O homem havia comprado uma passagem de ônibus para sair de Sousa (PB) rumo a Natal, com embarque em 12 de outubro de 2024. A chegada estava prevista para ocorrer com quatro horas de antecedência em relação à prova, marcada para as 8h30 do dia 13. Morador de Luís Gomes, ele ainda fretou um táxi até Sousa, a 55 km, chegando ao terminal com uma hora de antecedência.

No entanto, o ônibus só partiu às 1h10 do dia 13, com mais de cinco horas de atraso. A chegada à rodoviária de Natal aconteceu às 8h32, quando a prova já havia começado. O passageiro, portanto, perdeu a oportunidade de participar do concurso público.
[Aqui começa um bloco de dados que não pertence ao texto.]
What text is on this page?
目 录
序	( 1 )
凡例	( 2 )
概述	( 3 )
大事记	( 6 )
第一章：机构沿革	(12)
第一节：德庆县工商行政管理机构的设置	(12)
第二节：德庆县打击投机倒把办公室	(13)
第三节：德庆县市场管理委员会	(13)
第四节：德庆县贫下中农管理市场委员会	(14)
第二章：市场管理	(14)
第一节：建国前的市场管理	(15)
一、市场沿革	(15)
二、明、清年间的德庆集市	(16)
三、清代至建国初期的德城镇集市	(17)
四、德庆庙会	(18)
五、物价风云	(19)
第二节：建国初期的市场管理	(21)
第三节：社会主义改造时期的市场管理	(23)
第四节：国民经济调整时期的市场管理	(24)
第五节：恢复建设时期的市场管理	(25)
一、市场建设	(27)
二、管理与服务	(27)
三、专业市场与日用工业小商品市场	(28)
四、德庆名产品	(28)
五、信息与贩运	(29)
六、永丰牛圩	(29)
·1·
A empresa alegou que não havia irregularidade, pois o bilhete informava a possibilidade de atrasos. Explicou que o passageiro embarcou em uma linha de longa distância (São Paulo–Natal) e que havia opções mais curtas disponíveis. A Justiça, porém, entendeu que a empresa deveria ter informado previsões mais realistas e assumido a responsabilidade pelo cumprimento do horário.

O juiz destacou que não houve prova de caso fortuito ou culpa de terceiros. Para ele, a pontualidade é essencial nesse tipo de serviço e a falha na prestação ficou clara. Além disso, reconheceu o dano moral, ressaltando o transtorno e a angústia causados pela perda da prova, agravados pela falta de assistência ao passageiro no ponto de embarque.